Law, College of

 

Date of this Version

2007

Comments

Published in Florida Law Review vol. 59 (2007), pp. 599-630. Published by University of Florida Fredric G. Levin College of Law, 115 Holland Hall. P.O. Box 117637, Gainesville, FL 32611. http://www.floridalawreview.org/

Abstract

Hurricanes are a natural, predictable phenomenon, yet the Gulf Coast communities were devastated by the hurricanes of 2005. One year after Hurricane Katrina struck, the U.S. Army Corps of Engineers responded to a congressional request for an accounting by admitting culpability for the destruction of New Orleans. Its structural defenses failed not because Congress had authorized only moderate Category 3 protection, which in turn let floodwaters overtop the city's levees, but because levees and floodwalls simply collapsed. The so-called network of federal and local structures was a haphazard system in name only, where floodwalls and levees of varying heights utilized mismatched materials that did not properly interface.
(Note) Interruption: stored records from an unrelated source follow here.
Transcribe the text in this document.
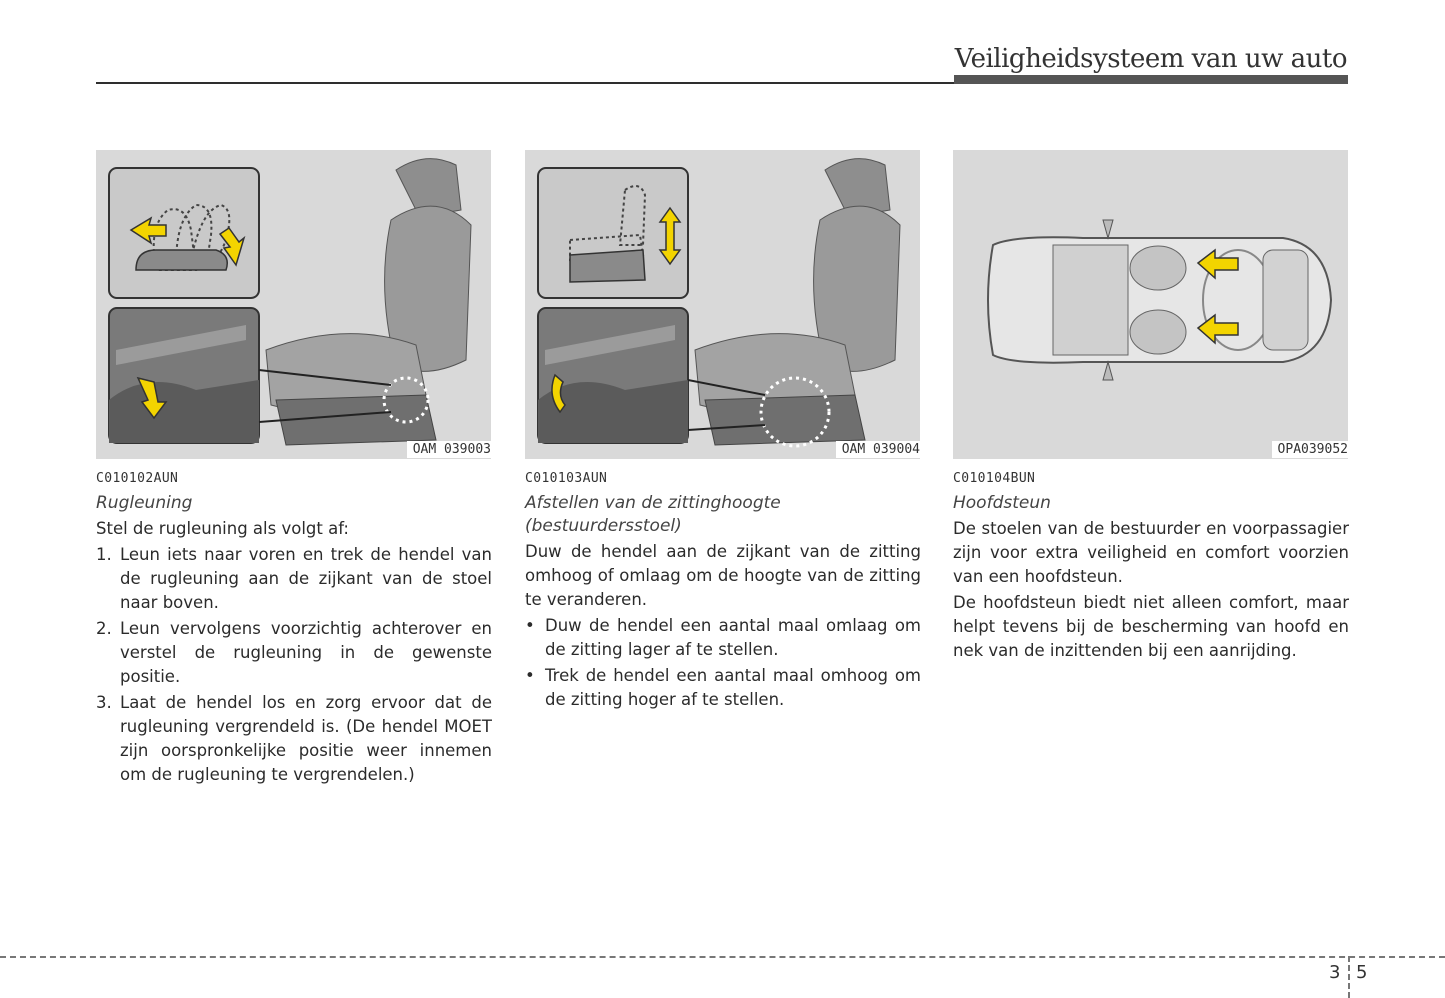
Veiligheidsysteem van uw auto
OAM 039003
C010102AUN
Rugleuning
Stel de rugleuning als volgt af:
1. Leun iets naar voren en trek de hendel van de rugleuning aan de zijkant van de stoel naar boven.
2. Leun vervolgens voorzichtig achterover en verstel de rugleuning in de gewenste positie.
3. Laat de hendel los en zorg ervoor dat de rugleuning vergrendeld is. (De hendel MOET zijn oorspronkelijke positie weer innemen om de rugleuning te vergrendelen.)
OAM 039004
C010103AUN
Afstellen van de zittinghoogte (bestuurdersstoel)
Duw de hendel aan de zijkant van de zitting omhoog of omlaag om de hoogte van de zitting te veranderen.
• Duw de hendel een aantal maal omlaag om de zitting lager af te stellen.
• Trek de hendel een aantal maal omhoog om de zitting hoger af te stellen.
OPA039052
C010104BUN
Hoofdsteun

De stoelen van de bestuurder en voorpassagier zijn voor extra veiligheid en comfort voorzien van een hoofdsteun.

De hoofdsteun biedt niet alleen comfort, maar helpt tevens bij de bescherming van hoofd en nek van de inzittenden bij een aanrijding.

3 5
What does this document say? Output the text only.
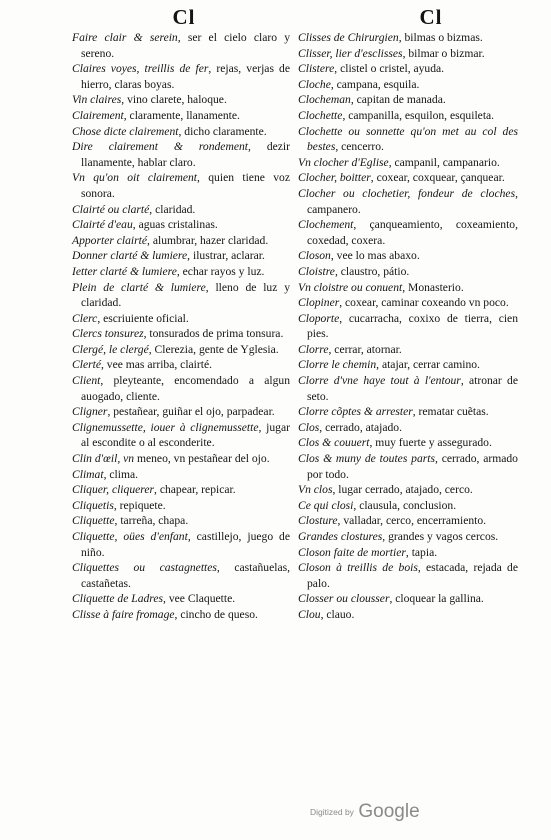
Cl
Faire clair & serein, ser el cielo claro y sereno.
Claires voyes, treillis de fer, rejas, verjas de hierro, claras boyas.
Vin claires, vino clarete, haloque.
Clairement, claramente, llanamente.
Chose dicte clairement, dicho claramente.
Dire clairement & rondement, dezir llanamente, hablar claro.
Vn qu'on oit clairement, quien tiene voz sonora.
Clairté ou clarté, claridad.
Clairté d'eau, aguas cristalinas.
Apporter clairté, alumbrar, hazer claridad.
Donner clarté & lumiere, ilustrar, aclarar.
Ietter clarté & lumiere, echar rayos y luz.
Plein de clarté & lumiere, lleno de luz y claridad.
Clerc, escriuiente oficial.
Clercs tonsurez, tonsurados de prima tonsura.
Clergé, le clergé, Clerezia, gente de Yglesia.
Clerté, vee mas arriba, clairté.
Client, pleyteante, encomendado a algun auogado, cliente.
Cligner, pestañear, guiñar el ojo, parpadear.
Clignemussette, iouer à clignemussette, jugar al escondite o al esconderite.
Clin d'œil, vn meneo, vn pestañear del ojo.
Climat, clima.
Cliquer, cliquerer, chapear, repicar.
Cliquetis, repiquete.
Cliquette, tarreña, chapa.
Cliquette, oües d'enfant, castillejo, juego de niño.
Cliquettes ou castagnettes, castañuelas, castañetas.
Cliquette de Ladres, vee Claquette.
Clisse à faire fromage, cincho de queso.
Cl
Clisses de Chirurgien, bilmas o bizmas.
Clisser, lier d'esclisses, bilmar o bizmar.
Clistere, clistel o cristel, ayuda.
Cloche, campana, esquila.
Clocheman, capitan de manada.
Clochette, campanilla, esquilon, esquileta.
Clochette ou sonnette qu'on met au col des bestes, cencerro.
Vn clocher d'Eglise, campanil, campanario.
Clocher, boitter, coxear, coxquear, çanquear.
Clocher ou clochetier, fondeur de cloches, campanero.
Clochement, çanqueamiento, coxeamiento, coxedad, coxera.
Closon, vee lo mas abaxo.
Cloistre, claustro, pátio.
Vn cloistre ou conuent, Monasterio.
Clopiner, coxear, caminar coxeando vn poco.
Cloporte, cucarracha, coxixo de tierra, cien pies.
Clorre, cerrar, atornar.
Clorre le chemin, atajar, cerrar camino.
Clorre d'vne haye tout à l'entour, atronar de seto.
Clorre cõptes & arrester, rematar cuẽtas.
Clos, cerrado, atajado.
Clos & couuert, muy fuerte y assegurado.
Clos & muny de toutes parts, cerrado, armado por todo.
Vn clos, lugar cerrado, atajado, cerco.
Ce qui closi, clausula, conclusion.
Closture, valladar, cerco, encerramiento.
Grandes clostures, grandes y vagos cercos.
Closon faite de mortier, tapia.
Closon à treillis de bois, estacada, rejada de palo.
Closser ou clousser, cloquear la gallina.
Clou, clauo.
Digitized by Google
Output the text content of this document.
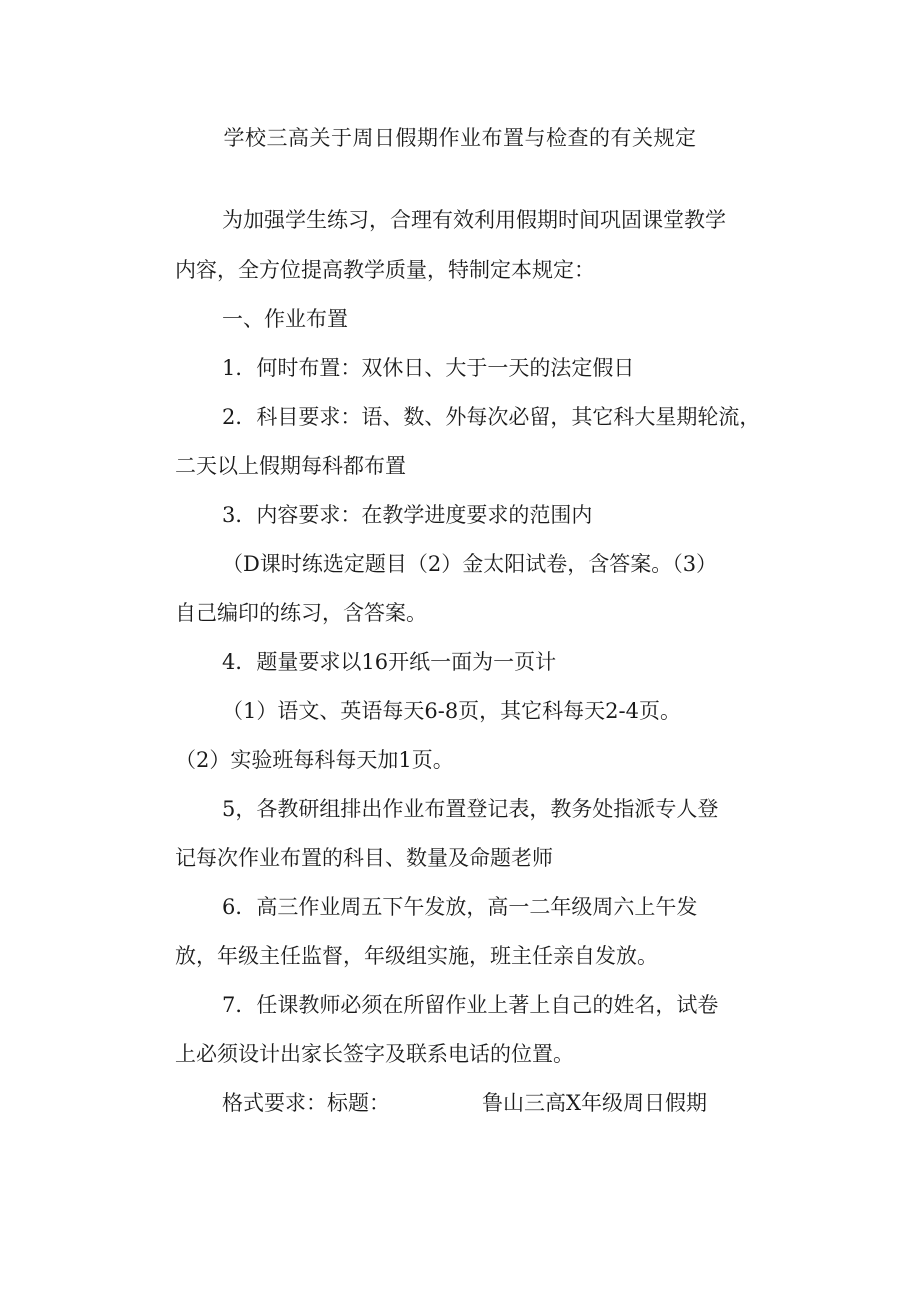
学校三高关于周日假期作业布置与检查的有关规定
为加强学生练习，合理有效利用假期时间巩固课堂教学
内容，全方位提高教学质量，特制定本规定：
一、作业布置
1．何时布置：双休日、大于一天的法定假日
2．科目要求：语、数、外每次必留，其它科大星期轮流，
二天以上假期每科都布置
3．内容要求：在教学进度要求的范围内
（D课时练选定题目（2）金太阳试卷，含答案。（3）
自己编印的练习，含答案。
4．题量要求以16开纸一面为一页计
（1）语文、英语每天6-8页，其它科每天2-4页。
（2）实验班每科每天加1页。
5，各教研组排出作业布置登记表，教务处指派专人登
记每次作业布置的科目、数量及命题老师
6．高三作业周五下午发放，高一二年级周六上午发
放，年级主任监督，年级组实施，班主任亲自发放。
7．任课教师必须在所留作业上著上自己的姓名，试卷
上必须设计出家长签字及联系电话的位置。
格式要求：标题：	鲁山三高X年级周日假期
The levees failed at the weakest points, which were maintained by local levee districts with little oversight or support from the Corps.

Katrina provides a vivid example that inter-jurisdictional rivers threatened with transboundary threats demand strong, coordinated federal leadership. The century-old management mission of the Corps does not reflect a cohesive national water policy; rather, it arises from a piecemeal conglomeration of multiple-use statutes. The vacuum created by the lack of a coherent federal management vision allows and even encourages federal, state, and local actors to scramble for money and power while avoiding responsibility and shifting blame. In the past, federalism has proven to be an obstacle to coordinated river management, but a more dynamic view of federalism – a pragmatic, interactive strategy of governance with clear lines of authority and incentives for cooperation and innovation among and between federal, state, local, and tribal entities – should encourage, rather than obstruct, sustainable conservation policies.

This essay proposes a federal Interior Rivers Ecosystem Organic Act that governs the management of the entire Mississippi River Basin. The Corps is the nation’s oldest water resources agency and one of the largest federal land management agencies, yet unlike the National Forest Service, the Park Service, the Fish and Wildlife Service, the Bureau of Reclamation, and the Bureau of Land Management, it lacks an Organic Act to cabin its discretion. The Organic Act proposed here would reflect the close linkage between ecosystem integrity and human well-being, and it would establish an adaptive, holistic federal management strategy with clear parameters for the management activities of the Corps.